Rejoice and Shout: movie review
The documentary ‘Rejoice and shout’ celebrates giants of gospel music and its God-centered heart.
The wonderful new gospel music documentary "Rejoice and Shout" opens not with an exploration of sound but of faith. Smokey Robinson says he prays to God all day long. Speaking of the people who faint or lose themselves in the religion, he says: "When I was a kid, that was one of the reasons I really didn't go to church with my mom, because, at that age, I didn't understand the impact of the Holy Spirit. That frightened me, until I had grown and the Holy Spirit impacted me."
We hear from Mavis Staples: "I believe if I ask the Lord for something, it is coming. It might not be today; it might be tomorrow. But when it comes, it's gonna be right on time."
And Pastor Andraé Crouch: "If we really heard the voice of God, we'd be reduced to juice. The vibrations of his voice would reduce us to liquid. So He has to use other people to speak his word."

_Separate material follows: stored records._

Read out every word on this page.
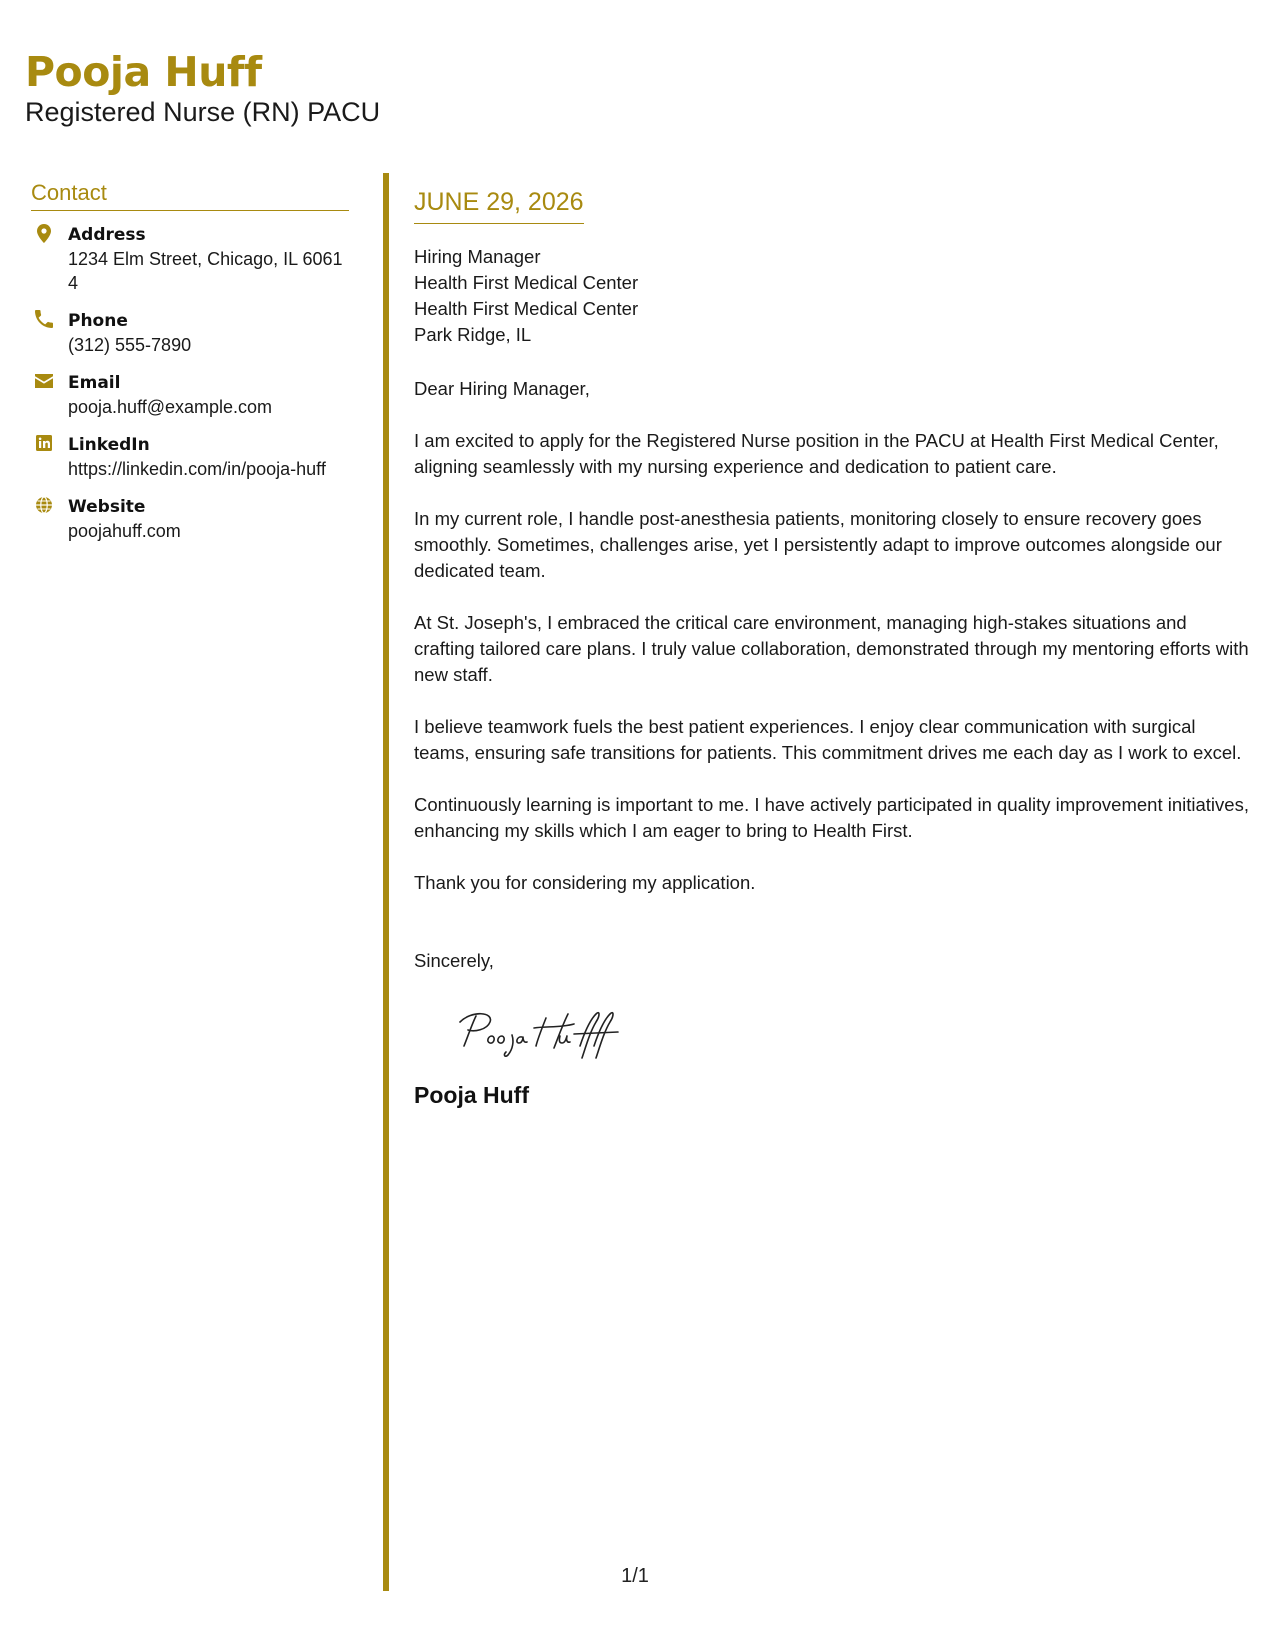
Pooja Huff
Registered Nurse (RN) PACU
Contact
Address
1234 Elm Street, Chicago, IL 60614
Phone
(312) 555-7890
Email
pooja.huff@example.com
LinkedIn
https://linkedin.com/in/pooja-huff
Website
poojahuff.com
JUNE 29, 2026
Hiring Manager
Health First Medical Center
Health First Medical Center
Park Ridge, IL
Dear Hiring Manager,

I am excited to apply for the Registered Nurse position in the PACU at Health First Medical Center, aligning seamlessly with my nursing experience and dedication to patient care.

In my current role, I handle post-anesthesia patients, monitoring closely to ensure recovery goes smoothly. Sometimes, challenges arise, yet I persistently adapt to improve outcomes alongside our dedicated team.

At St. Joseph's, I embraced the critical care environment, managing high-stakes situations and crafting tailored care plans. I truly value collaboration, demonstrated through my mentoring efforts with new staff.

I believe teamwork fuels the best patient experiences. I enjoy clear communication with surgical teams, ensuring safe transitions for patients. This commitment drives me each day as I work to excel.

Continuously learning is important to me. I have actively participated in quality improvement initiatives, enhancing my skills which I am eager to bring to Health First.

Thank you for considering my application.

Sincerely,
Pooja Huff
1/1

Because I was expecting the usual historical approach to gospel music, these hosannas at first seemed off-putting. But really, they are essential. As the producer Joe Lauro has explained: "The No. 1 thing you need to know before anything else is you really have to see what these people feel about God and how they express it in the music." They don't call it gospel music for nothing.
This is not to say that "Rejoice and Shout" skimps on the history – quite the opposite. There have been other terrific documentaries about gospel – like the concert film "Gospel" and George Nierenberg's "Say Amen, Somebody," which focused on "Professor" Thomas A. Dorsey, who wrote the lyrics for "Take My Hand, Precious Lord," and "Mother" Willie Mae Ford Smith – but this is the first gospel film to draw on an incalculably rich archive of material going back more than 100 years.